İnşallah “Çok uzun!” demez, sıkılmadan okursunuz.
II. Dünya Savaşı”nın sonu belirlenmiş, “Birleşmiş Milletler Savaş Gücü”nü teşkil eden Müttefikler, resmen açıklanmamış olsa da Almanya’yı yenmiştir. SSCB denen Rusya da galipler safındadır. Zaferleri ilan edilmemiş muzafferler, Şubat 1945’te Yalta Konferansı’nda buluşurlar. Asli katılımcılar; ABD, İngiltere ve SSCB’dir.
Almanların, teslim anlaşmasını Müttefiklerle imzalamasından 73, SSCB ile imzalamasındansa 74 gün önce, 23 Şubat 1945 günü Türkiye; deklarasyonda “ortak düşman” olarak tanımlanan Almanya ve Japonya’ya savaş ilan ederek bekası için hayati bir çıkış yolu olarak gördüğü “Birleşmiş Milletler” fırsatını kaçırmaz.
Savaşın 15 Ağustos 1945 günü tüm dünyada fiilen, 2 Ekim 1945’te de hukuken sona ermesinin ardından Türkiye, 24 Ekim 1945 günü kurulan “Birleşmiş Milletler Örgütü”ne kurucu üye sıfatıyla katılır. Katılım tarihi kuruluş günüyle aynıdır.
- Atılan bu tarihler, iktidarda olan hükûmetlerimizin “hükûmet etme becerisi”ni göstermektedir de ondan!

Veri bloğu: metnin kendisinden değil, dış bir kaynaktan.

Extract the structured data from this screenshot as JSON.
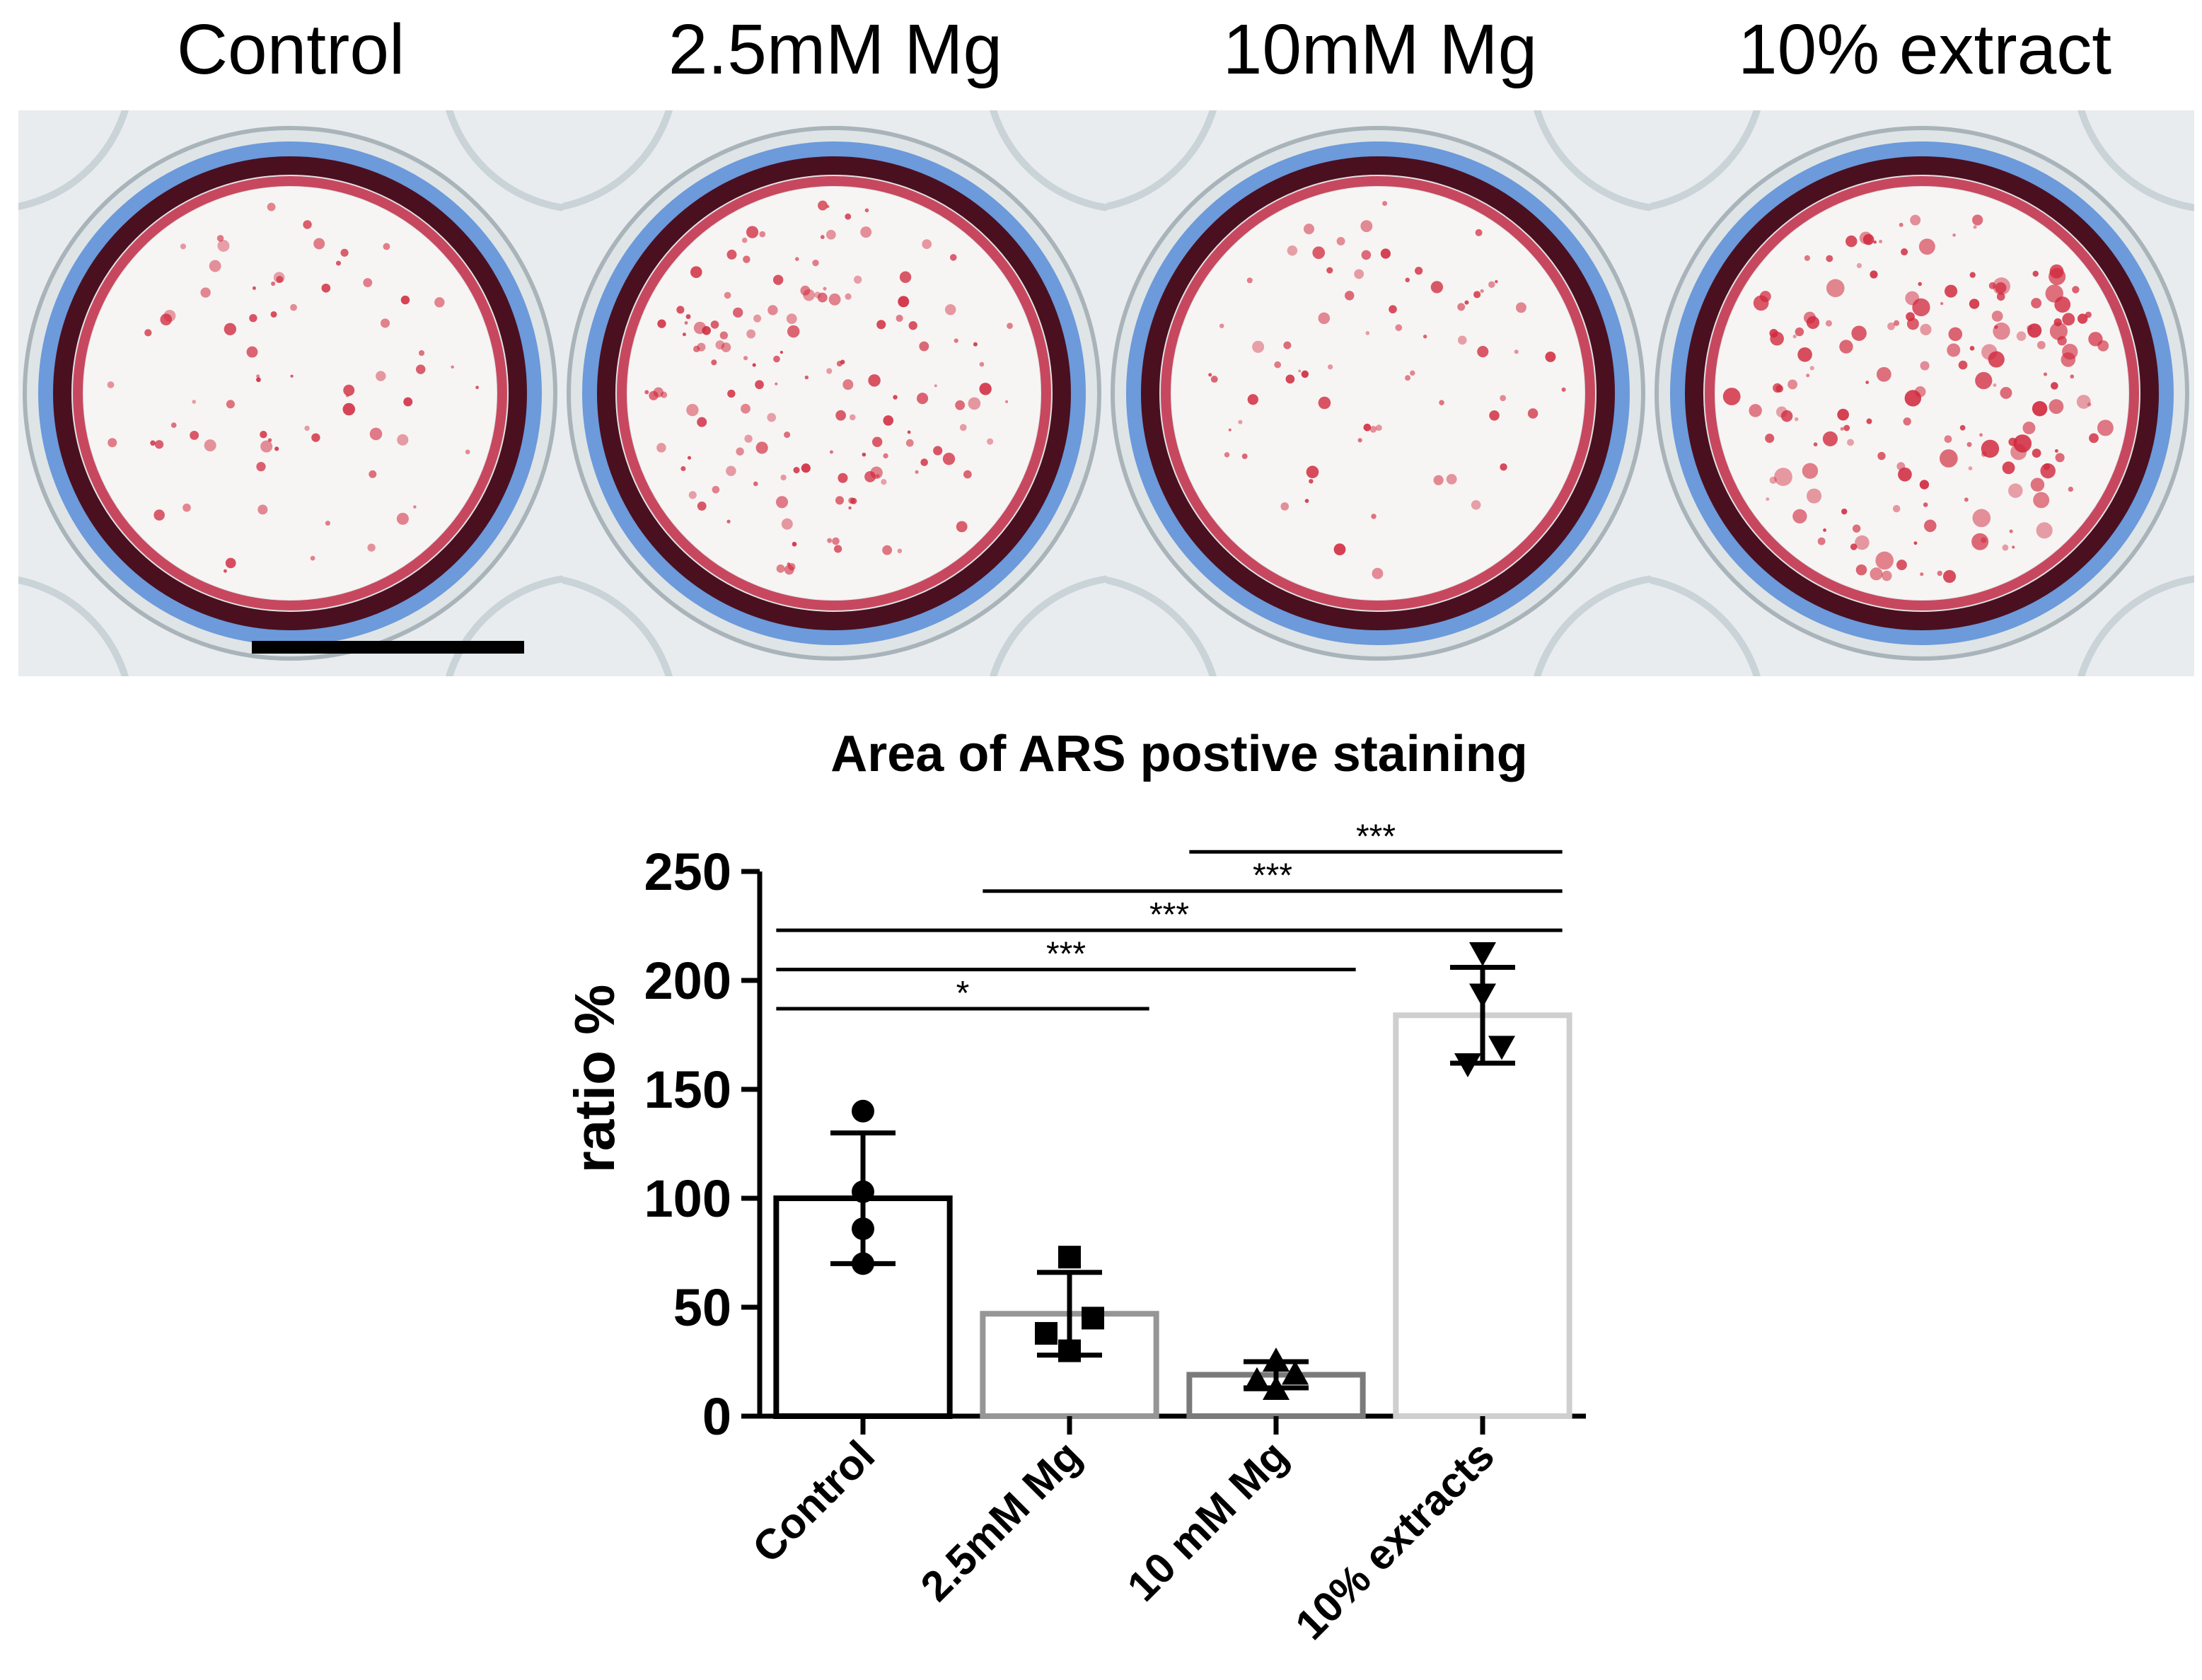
{
  "panels": [
    {
      "label": "Control",
      "stain_density": "low",
      "seed": 11
    },
    {
      "label": "2.5mM Mg",
      "stain_density": "medium",
      "seed": 23
    },
    {
      "label": "10mM Mg",
      "stain_density": "low",
      "seed": 37
    },
    {
      "label": "10% extract",
      "stain_density": "high",
      "seed": 51
    }
  ],
  "colors": {
    "stain": "#d0283c",
    "well_rim_dark": "#4a1020",
    "well_rim_blue": "#3a7bd5",
    "well_bg": "#f7f5f4",
    "plate_bg": "#e9ecee"
  },
  "chart_data": {
    "type": "bar",
    "title": "Area of ARS postive staining",
    "ylabel": "ratio %",
    "xlabel": "",
    "ylim": [
      0,
      250
    ],
    "yticks": [
      0,
      50,
      100,
      150,
      200,
      250
    ],
    "categories": [
      "Control",
      "2.5mM Mg",
      "10 mM Mg",
      "10% extracts"
    ],
    "means": [
      100,
      47,
      19,
      184
    ],
    "sd": [
      30,
      19,
      6,
      22
    ],
    "bar_colors": [
      "#000000",
      "#969696",
      "#7a7a7a",
      "#cfcfcf"
    ],
    "marker_shapes": [
      "circle",
      "square",
      "triangle-up",
      "triangle-down"
    ],
    "points": [
      [
        140,
        103,
        86,
        70
      ],
      [
        73,
        45,
        38,
        30
      ],
      [
        25,
        19,
        16,
        12
      ],
      [
        213,
        194,
        170,
        162
      ]
    ],
    "significance": [
      {
        "from": 0,
        "to": 1,
        "label": "*",
        "y": 187
      },
      {
        "from": 0,
        "to": 2,
        "label": "***",
        "y": 205
      },
      {
        "from": 0,
        "to": 3,
        "label": "***",
        "y": 223
      },
      {
        "from": 1,
        "to": 3,
        "label": "***",
        "y": 241
      },
      {
        "from": 2,
        "to": 3,
        "label": "***",
        "y": 259
      }
    ]
  }
}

- Nasıl mı? Onu da siz değerlendirin.
İşgal ettiği Berlin’deki arşivlerden, Türkiye’nin savaşa girmemek için uyguladığı stratejileri gören Stalin; bu işe inanılmaz derecede sinirlenir. Savaşın galiplerinden olması niyetinin gerçek boyutlarını göstermesi açısından önemlidir. O niyetse Türkiye’yi işgaldir. Bunun için Romanya’ya asker yığar. Diktatör Stalin tam bir zalimdir. Kendi halkı için de…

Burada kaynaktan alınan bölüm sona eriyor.